How to go about generating this kind of modular content without major support and financing? The process could be set in motion most effectively by launching a number of ‘micro-projects’, leading next to the establishment of a vast ALL AFRICAN CULTURAL IMAGE DATABASE (AACID) combined with small audiovisual modules and a carefully balanced selection of compact articles which will generate ever increasing amounts of coherent content.

One of the key concepts of such a platform would be to ensure that it does not remain limited to the academic environment or to aficionados of African art and culture, but that it finds its way into the daily visual vocabulary and communication patterns of the young generation. A generation which is otherwise easily prone to the temptations of ‘easy viewing’ and digital fast food such as it is increasingly imposed on the market by major Western and Asian media conglomerates. It is of essential importance that the traditional wisdom of the elders of Africa gets channeled through new media to the hearts and minds of young people. It is therefore suggested to implement this platform not only on a freely available basis for the educational system, but to also encourage and promote its distribution by young people. For instance by pre-installing it for free on any newly sold portable device such as smart phones, tablets or ipads.

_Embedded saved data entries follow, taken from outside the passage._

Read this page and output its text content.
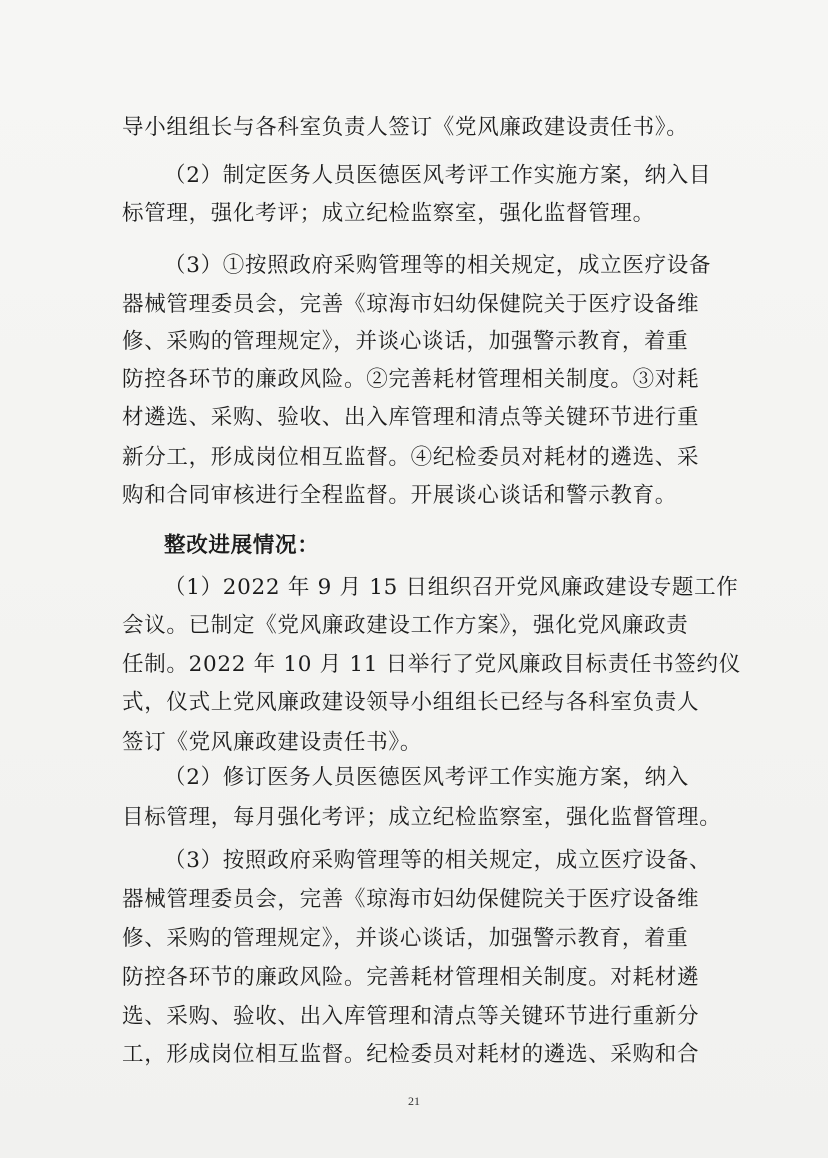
导小组组长与各科室负责人签订《党风廉政建设责任书》。
（2）制定医务人员医德医风考评工作实施方案，纳入目
标管理，强化考评；成立纪检监察室，强化监督管理。
（3）①按照政府采购管理等的相关规定，成立医疗设备
器械管理委员会，完善《琼海市妇幼保健院关于医疗设备维
修、采购的管理规定》，并谈心谈话，加强警示教育，着重
防控各环节的廉政风险。②完善耗材管理相关制度。③对耗
材遴选、采购、验收、出入库管理和清点等关键环节进行重
新分工，形成岗位相互监督。④纪检委员对耗材的遴选、采
购和合同审核进行全程监督。开展谈心谈话和警示教育。
整改进展情况：
（1）2022 年 9 月 15 日组织召开党风廉政建设专题工作
会议。已制定《党风廉政建设工作方案》，强化党风廉政责
任制。2022 年 10 月 11 日举行了党风廉政目标责任书签约仪
式，仪式上党风廉政建设领导小组组长已经与各科室负责人
签订《党风廉政建设责任书》。
（2）修订医务人员医德医风考评工作实施方案，纳入
目标管理，每月强化考评；成立纪检监察室，强化监督管理。
（3）按照政府采购管理等的相关规定，成立医疗设备、
器械管理委员会，完善《琼海市妇幼保健院关于医疗设备维
修、采购的管理规定》，并谈心谈话，加强警示教育，着重
防控各环节的廉政风险。完善耗材管理相关制度。对耗材遴
选、采购、验收、出入库管理和清点等关键环节进行重新分
工，形成岗位相互监督。纪检委员对耗材的遴选、采购和合
21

Setting up a project like ‘Africa Interactive’ could constitute a first step towards the establishment of a larger Pan African entity concerned with matters relating to the continent's cultural heritage - an effort to deal in a concerted way with the preservation and propagation of the rich African Cultural Heritage. Such an effort could be kick-started by, an ALL AFRICAN CULTURAL PARLIAMENT (AACP), conceived on the model of the ECP, the European Cultural Parliament, and constitute a politically independent framework in charge of helping to steer matters of cultural relevance. Led primarily by African specialists in fields as varied as art, science and anthropology, one would imagine the dissemination in a non-exploitive manner of its rich cultural heritage and without foreign interference.

Venu Dhupa

Venu Dhupa has just completed nearly three years work with Creative Scotland as Director of Creative Development as part of the senior start-up team. Her responsibilities included the Arts, a number of Investment Programmes and International Strategy and Engagement. Prior to working at Creative Scotland she was working as a consultant and had her own publishing company.

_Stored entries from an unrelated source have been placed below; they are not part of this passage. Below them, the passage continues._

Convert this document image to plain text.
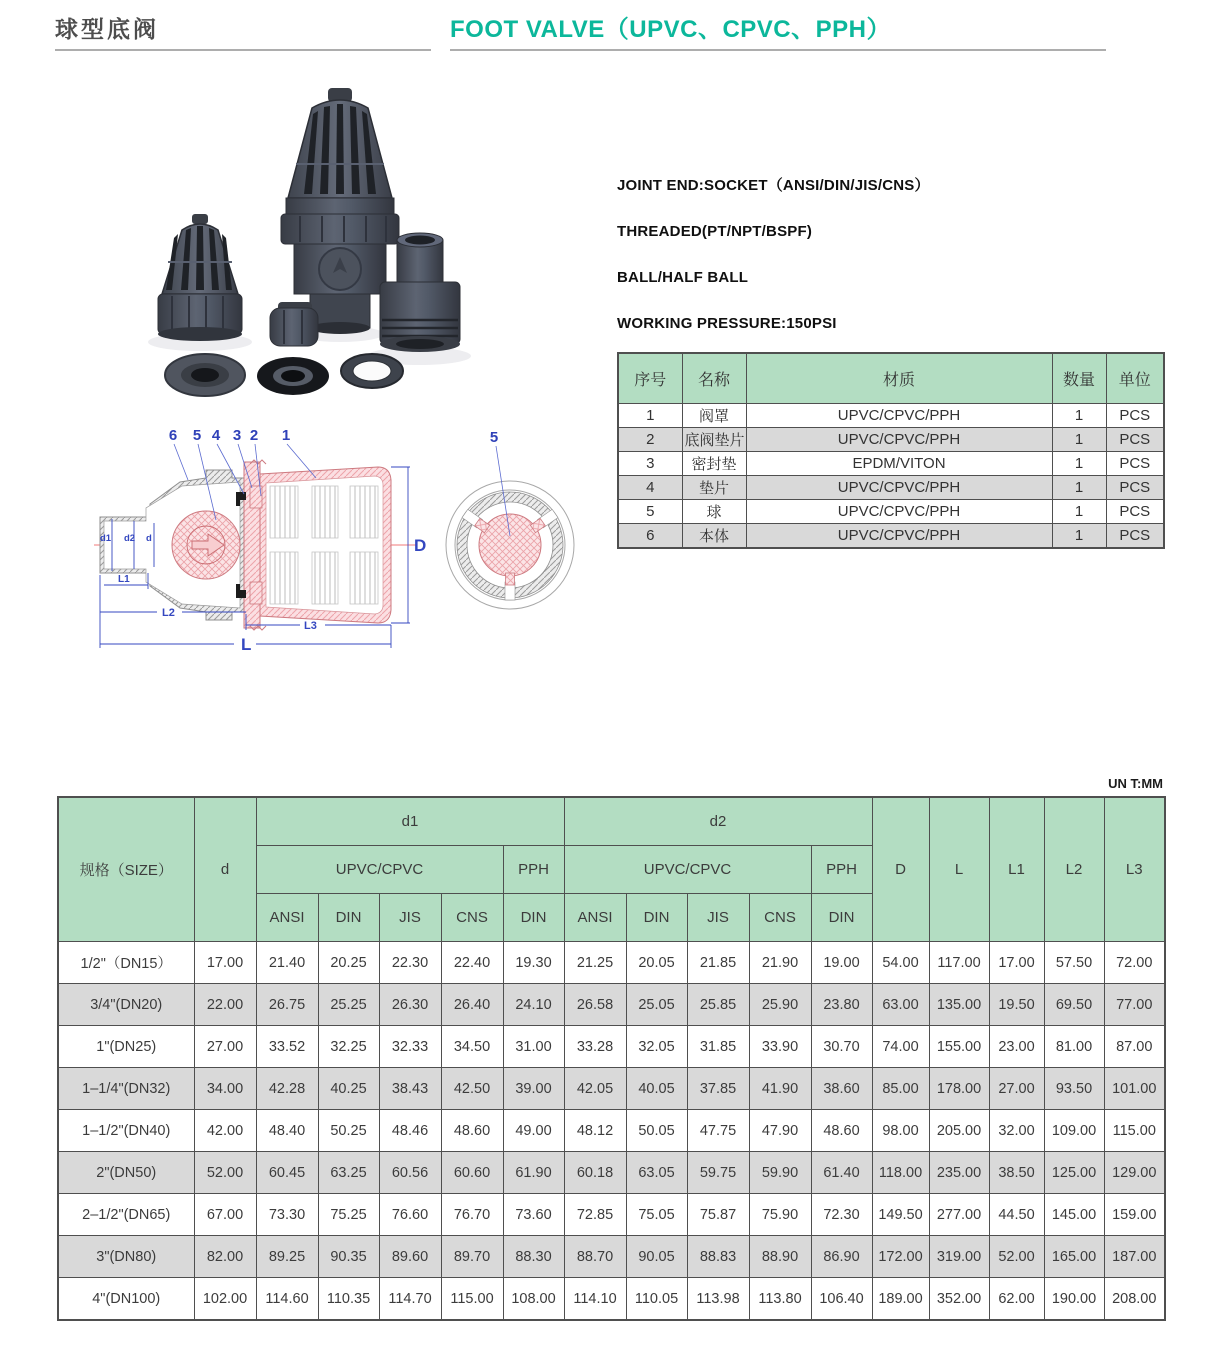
球型底阀	FOOT VALVE（UPVC、CPVC、PPH）
6 5 4 3 2 1
D
L
L2
L3
L1
d1 d2 d
5
JOINT END:SOCKET（ANSI/DIN/JIS/CNS）
THREADED(PT/NPT/BSPF)
BALL/HALF BALL
WORKING PRESSURE:150PSI
序号	名称	材质	数量	单位
1	阀罩	UPVC/CPVC/PPH	1	PCS
2	底阀垫片	UPVC/CPVC/PPH	1	PCS
3	密封垫	EPDM/VITON	1	PCS
4	垫片	UPVC/CPVC/PPH	1	PCS
5	球	UPVC/CPVC/PPH	1	PCS
6	本体	UPVC/CPVC/PPH	1	PCS
UN T:MM
规格（SIZE）	d	d1					d2					D	L	L1	L2	L3
		UPVC/CPVC				PPH	UPVC/CPVC				PPH					
		ANSI	DIN	JIS	CNS	DIN	ANSI	DIN	JIS	CNS	DIN					
1/2"（DN15）	17.00	21.40	20.25	22.30	22.40	19.30	21.25	20.05	21.85	21.90	19.00	54.00	117.00	17.00	57.50	72.00
3/4"(DN20)	22.00	26.75	25.25	26.30	26.40	24.10	26.58	25.05	25.85	25.90	23.80	63.00	135.00	19.50	69.50	77.00
1"(DN25)	27.00	33.52	32.25	32.33	34.50	31.00	33.28	32.05	31.85	33.90	30.70	74.00	155.00	23.00	81.00	87.00
1–1/4"(DN32)	34.00	42.28	40.25	38.43	42.50	39.00	42.05	40.05	37.85	41.90	38.60	85.00	178.00	27.00	93.50	101.00
1–1/2"(DN40)	42.00	48.40	50.25	48.46	48.60	49.00	48.12	50.05	47.75	47.90	48.60	98.00	205.00	32.00	109.00	115.00
2"(DN50)	52.00	60.45	63.25	60.56	60.60	61.90	60.18	63.05	59.75	59.90	61.40	118.00	235.00	38.50	125.00	129.00
2–1/2"(DN65)	67.00	73.30	75.25	76.60	76.70	73.60	72.85	75.05	75.87	75.90	72.30	149.50	277.00	44.50	145.00	159.00
3"(DN80)	82.00	89.25	90.35	89.60	89.70	88.30	88.70	90.05	88.83	88.90	86.90	172.00	319.00	52.00	165.00	187.00
4"(DN100)	102.00	114.60	110.35	114.70	115.00	108.00	114.10	110.05	113.98	113.80	106.40	189.00	352.00	62.00	190.00	208.00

Former employment has been: World-wide Director of Arts for the British Council where she led and completed the first international consultation/review in 25 years on the Council's global arts strategy; Director of Creative Innovation at the Southbank Centre, London (Europe's largest cultural centre). The Creative Innovation unit was imagined as a tool for introducing new partners to the organisation as well as an organisational development tool; Fellowship Director at The UK's National Endowment for Science, Technology and the Arts (NESTA) where she managed a portfolio valued at £13million; Chief Executive at the Nottingham Playhouse; and Producer (Mobile Touring) at the Royal National Theatre.
She was the inaugural Chair of the East Midlands Cultural Consortium appointed by the Secretary of State at the Department of Culture Media and Sport. Her career history has always balanced creative exploration and strategy with implementation and delivery. This has been an important balance in developing a judgement for accountability with risk. Her motivation remains good customer service, good value and positive social change and these continue to drive her as an activist.

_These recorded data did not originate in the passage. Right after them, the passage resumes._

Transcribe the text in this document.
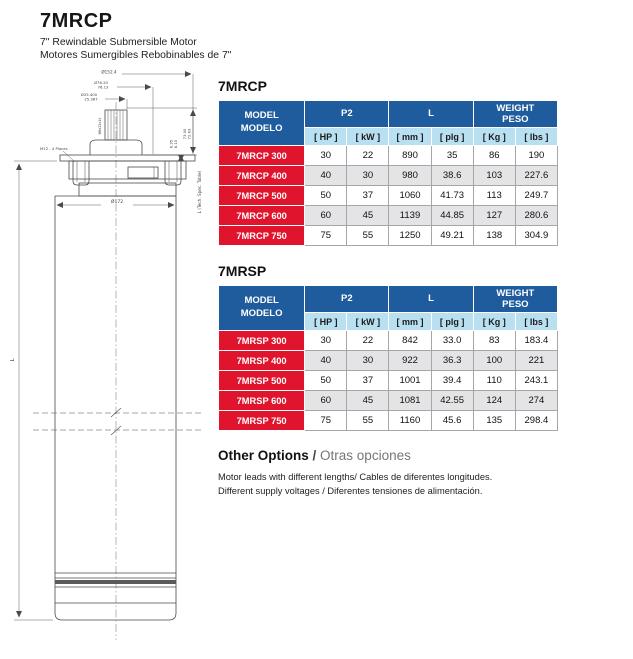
7MRCP
7" Rewindable Submersible Motor
Motores Sumergibles Rebobinables de 7"
Ø152.4
Ø76.20
76.13
Ø25.400
25.387
M12 - 4 Places
M6x22x14
Ø172
73.00 72.63
6.35 6.10
L (Tech. Spec. Table)
L
7MRCP
MODEL
MODELO	P2		L		WEIGHT
PESO	
	[ HP ]	[ kW ]	[ mm ]	[ plg ]	[ Kg ]	[ lbs ]
7MRCP 300	30	22	890	35	86	190
7MRCP 400	40	30	980	38.6	103	227.6
7MRCP 500	50	37	1060	41.73	113	249.7
7MRCP 600	60	45	1139	44.85	127	280.6
7MRCP 750	75	55	1250	49.21	138	304.9
7MRSP
MODEL
MODELO	P2		L		WEIGHT
PESO	
	[ HP ]	[ kW ]	[ mm ]	[ plg ]	[ Kg ]	[ lbs ]
7MRSP 300	30	22	842	33.0	83	183.4
7MRSP 400	40	30	922	36.3	100	221
7MRSP 500	50	37	1001	39.4	110	243.1
7MRSP 600	60	45	1081	42.55	124	274
7MRSP 750	75	55	1160	45.6	135	298.4
Other Options / Otras opciones

Motor leads with different lengths/ Cables de diferentes longitudes.

Different supply voltages / Diferentes tensiones de alimentación.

She is or has been a Trustee of the Theatres Trust, a Member of University College London's Heritage Committee, the external examiner for UEA MA in Creative Entrepreneurship; a Governor of Guildford Conservatoire, a Council Member of Loughborough University, a Member of the Institute of Ideas and a Member of the European Cultural Parliament. She is a patron of the Asha Foundation. She has been awarded the prestigious National Asian Woman of Achievement Award for her contribution to the Arts and Culture.